“Then Benaiah the son of Jehoiada, the son of a valiant man of Kabzeel, who had done mighty deeds, killed the two sons of Ariel of Moab. He also went down and killed a lion in the middle of a pit on a snowy day.” 2 Samuel 23:20
Have you’ve ever had a unpropitious day? One that would not be favorable or you were in the wrong place at the wrong time. I think all of us could remember those not so great days. But sometimes in the midst of the pit, something courageous happens. I must admit I have passed up this verse in the Bible many a time. Benaiah was one of David’s mighty men who not only killed a lion but killed it in a pit on a snowy day. Whatever happened in that pit, a mighty man emerged. During our Bible School days, Frank came home from the chicken ranch job to say he fell into the chicken manure pit because the pump had shorted out the night before. When we look back at the “chicken ranch days” (which we do a lot!) God was building something courageous within! What do you do when you encounter a pit? What do you do in the unpropitious day?

Recently I finished a quick excerpt from the book “Chase the Lion” by Mark Batterson. In it he said, “Your greatest regret at the end of your life will be the lions you didn’t chase. You will look back longingly on risks not taken, opportunities not seized, and dreams not pursued. Stop running away from what scares you most and start chasing the God-ordained opportunities that cross your path.”

In Proverbs 26:13 it says, “The slothful man saith, “There is a lion in the way; a lion is in the streets”. Christians can get themselves so worked up that we actually paint or imagine there is a lion out there. God puts us in very difficult positions because he is out to get all the glory. I pray you can chase your lion and jump right where all the action is and let God change the world through you. It’s time to jump in the pit and tackle your fears!
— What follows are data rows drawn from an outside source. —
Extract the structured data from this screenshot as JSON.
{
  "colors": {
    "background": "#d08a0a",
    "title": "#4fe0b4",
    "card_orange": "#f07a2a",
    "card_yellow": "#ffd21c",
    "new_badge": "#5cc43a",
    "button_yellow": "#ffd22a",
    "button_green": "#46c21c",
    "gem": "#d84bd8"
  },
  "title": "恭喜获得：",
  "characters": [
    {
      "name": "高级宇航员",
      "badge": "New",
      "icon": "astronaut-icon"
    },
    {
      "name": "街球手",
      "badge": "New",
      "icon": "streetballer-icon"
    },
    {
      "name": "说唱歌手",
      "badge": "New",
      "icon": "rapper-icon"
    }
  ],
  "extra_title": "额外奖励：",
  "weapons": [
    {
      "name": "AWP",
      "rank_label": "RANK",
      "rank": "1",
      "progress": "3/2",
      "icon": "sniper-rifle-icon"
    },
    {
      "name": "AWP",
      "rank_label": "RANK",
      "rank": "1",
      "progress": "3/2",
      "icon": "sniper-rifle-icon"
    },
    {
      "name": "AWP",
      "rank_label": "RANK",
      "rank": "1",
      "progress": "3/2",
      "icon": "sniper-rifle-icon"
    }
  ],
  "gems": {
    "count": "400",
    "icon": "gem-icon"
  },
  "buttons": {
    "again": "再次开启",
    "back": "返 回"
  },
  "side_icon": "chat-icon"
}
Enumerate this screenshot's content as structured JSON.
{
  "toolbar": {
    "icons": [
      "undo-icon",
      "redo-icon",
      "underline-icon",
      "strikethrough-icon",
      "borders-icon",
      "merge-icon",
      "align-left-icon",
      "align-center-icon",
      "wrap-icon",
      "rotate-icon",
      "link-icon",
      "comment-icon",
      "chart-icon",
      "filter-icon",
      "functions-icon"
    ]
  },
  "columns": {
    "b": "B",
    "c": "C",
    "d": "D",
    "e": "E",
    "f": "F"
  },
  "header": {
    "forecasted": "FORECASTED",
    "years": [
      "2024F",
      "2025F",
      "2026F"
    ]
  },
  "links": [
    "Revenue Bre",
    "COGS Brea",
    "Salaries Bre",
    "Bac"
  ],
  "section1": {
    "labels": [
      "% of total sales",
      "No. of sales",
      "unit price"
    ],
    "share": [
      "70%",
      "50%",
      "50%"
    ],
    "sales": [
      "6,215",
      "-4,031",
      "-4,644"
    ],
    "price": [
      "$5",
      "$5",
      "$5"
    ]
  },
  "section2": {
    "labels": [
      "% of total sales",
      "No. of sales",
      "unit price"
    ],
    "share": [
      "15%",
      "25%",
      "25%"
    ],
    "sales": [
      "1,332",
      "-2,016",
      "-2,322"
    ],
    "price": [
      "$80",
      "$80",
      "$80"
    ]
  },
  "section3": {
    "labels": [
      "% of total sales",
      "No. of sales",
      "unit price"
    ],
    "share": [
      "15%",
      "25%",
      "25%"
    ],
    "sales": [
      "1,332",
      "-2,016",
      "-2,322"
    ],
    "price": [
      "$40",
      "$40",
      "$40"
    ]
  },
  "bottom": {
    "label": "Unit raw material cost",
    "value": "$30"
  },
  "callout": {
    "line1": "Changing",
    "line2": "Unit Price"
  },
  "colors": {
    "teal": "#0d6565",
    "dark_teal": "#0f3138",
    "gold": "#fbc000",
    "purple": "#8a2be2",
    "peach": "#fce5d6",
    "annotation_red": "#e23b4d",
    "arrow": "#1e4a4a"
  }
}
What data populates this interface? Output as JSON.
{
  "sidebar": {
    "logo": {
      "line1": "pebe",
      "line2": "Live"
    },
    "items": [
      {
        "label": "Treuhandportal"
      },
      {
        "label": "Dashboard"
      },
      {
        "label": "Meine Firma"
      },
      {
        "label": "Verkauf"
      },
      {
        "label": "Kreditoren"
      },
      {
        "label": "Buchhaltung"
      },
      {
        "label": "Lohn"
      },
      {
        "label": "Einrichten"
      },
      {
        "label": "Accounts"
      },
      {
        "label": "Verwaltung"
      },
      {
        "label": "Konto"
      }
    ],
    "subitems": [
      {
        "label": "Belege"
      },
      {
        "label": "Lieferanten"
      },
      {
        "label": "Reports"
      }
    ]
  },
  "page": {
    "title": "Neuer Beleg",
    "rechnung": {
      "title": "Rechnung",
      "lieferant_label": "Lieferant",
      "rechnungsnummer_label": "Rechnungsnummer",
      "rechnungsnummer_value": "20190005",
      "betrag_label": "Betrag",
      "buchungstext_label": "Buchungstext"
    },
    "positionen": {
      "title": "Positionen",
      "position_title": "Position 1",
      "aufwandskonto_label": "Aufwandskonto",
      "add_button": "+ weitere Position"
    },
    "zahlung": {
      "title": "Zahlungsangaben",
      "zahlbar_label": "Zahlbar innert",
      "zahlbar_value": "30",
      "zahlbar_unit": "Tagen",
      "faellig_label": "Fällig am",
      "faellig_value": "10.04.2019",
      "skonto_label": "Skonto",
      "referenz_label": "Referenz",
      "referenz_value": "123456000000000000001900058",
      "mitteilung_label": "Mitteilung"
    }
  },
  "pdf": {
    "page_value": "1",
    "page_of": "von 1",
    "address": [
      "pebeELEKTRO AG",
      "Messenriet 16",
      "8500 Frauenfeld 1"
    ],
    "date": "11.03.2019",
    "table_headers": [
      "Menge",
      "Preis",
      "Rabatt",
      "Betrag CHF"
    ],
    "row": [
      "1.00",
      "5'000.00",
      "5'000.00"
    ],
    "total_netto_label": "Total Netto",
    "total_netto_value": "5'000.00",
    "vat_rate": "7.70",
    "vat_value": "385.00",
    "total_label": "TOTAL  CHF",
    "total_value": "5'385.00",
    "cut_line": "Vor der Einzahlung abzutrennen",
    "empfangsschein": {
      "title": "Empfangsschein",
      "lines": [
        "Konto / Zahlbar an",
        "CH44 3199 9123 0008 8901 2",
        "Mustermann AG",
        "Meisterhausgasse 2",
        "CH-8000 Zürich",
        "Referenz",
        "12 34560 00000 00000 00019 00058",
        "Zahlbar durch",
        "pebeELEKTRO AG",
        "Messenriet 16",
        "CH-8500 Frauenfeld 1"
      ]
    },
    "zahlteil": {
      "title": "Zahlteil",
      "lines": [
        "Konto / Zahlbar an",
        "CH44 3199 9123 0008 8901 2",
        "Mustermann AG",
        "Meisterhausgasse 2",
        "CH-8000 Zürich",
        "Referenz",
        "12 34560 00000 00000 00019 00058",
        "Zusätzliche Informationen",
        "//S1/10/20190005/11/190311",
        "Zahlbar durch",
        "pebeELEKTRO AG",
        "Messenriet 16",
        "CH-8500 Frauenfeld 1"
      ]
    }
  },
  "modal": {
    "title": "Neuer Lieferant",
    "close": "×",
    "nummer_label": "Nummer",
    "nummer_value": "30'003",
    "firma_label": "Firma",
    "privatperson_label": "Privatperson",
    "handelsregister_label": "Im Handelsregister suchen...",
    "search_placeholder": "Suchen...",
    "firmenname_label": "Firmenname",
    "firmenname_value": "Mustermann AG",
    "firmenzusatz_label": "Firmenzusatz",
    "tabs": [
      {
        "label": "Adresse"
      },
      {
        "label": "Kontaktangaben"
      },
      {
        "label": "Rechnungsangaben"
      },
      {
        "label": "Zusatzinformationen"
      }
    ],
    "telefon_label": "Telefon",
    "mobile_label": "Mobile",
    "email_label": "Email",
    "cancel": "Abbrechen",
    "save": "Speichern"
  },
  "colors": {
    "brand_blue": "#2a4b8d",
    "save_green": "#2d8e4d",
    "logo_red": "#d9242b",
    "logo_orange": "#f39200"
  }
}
Penny Pulpit has a great quote, “Man is not made by sunny hours. Strong men are made by shadows not by sunshine, by storm and not by calm. It may be the lion of drink, or the lion of lust, or the lion of ungoverned temper. The longer that lion lies lurking within unslain the stronger and the more ferocious he will become. He who in the unpropitious day, the unfavorable hour, the inconvenient moment slays the lion, first within himself, which threatens to destroy his own life, and then in the midst of the people which menaces the peace, comfort, happiness of men, shall receive even in this world a thousand fold and in the world to come life everlasting.”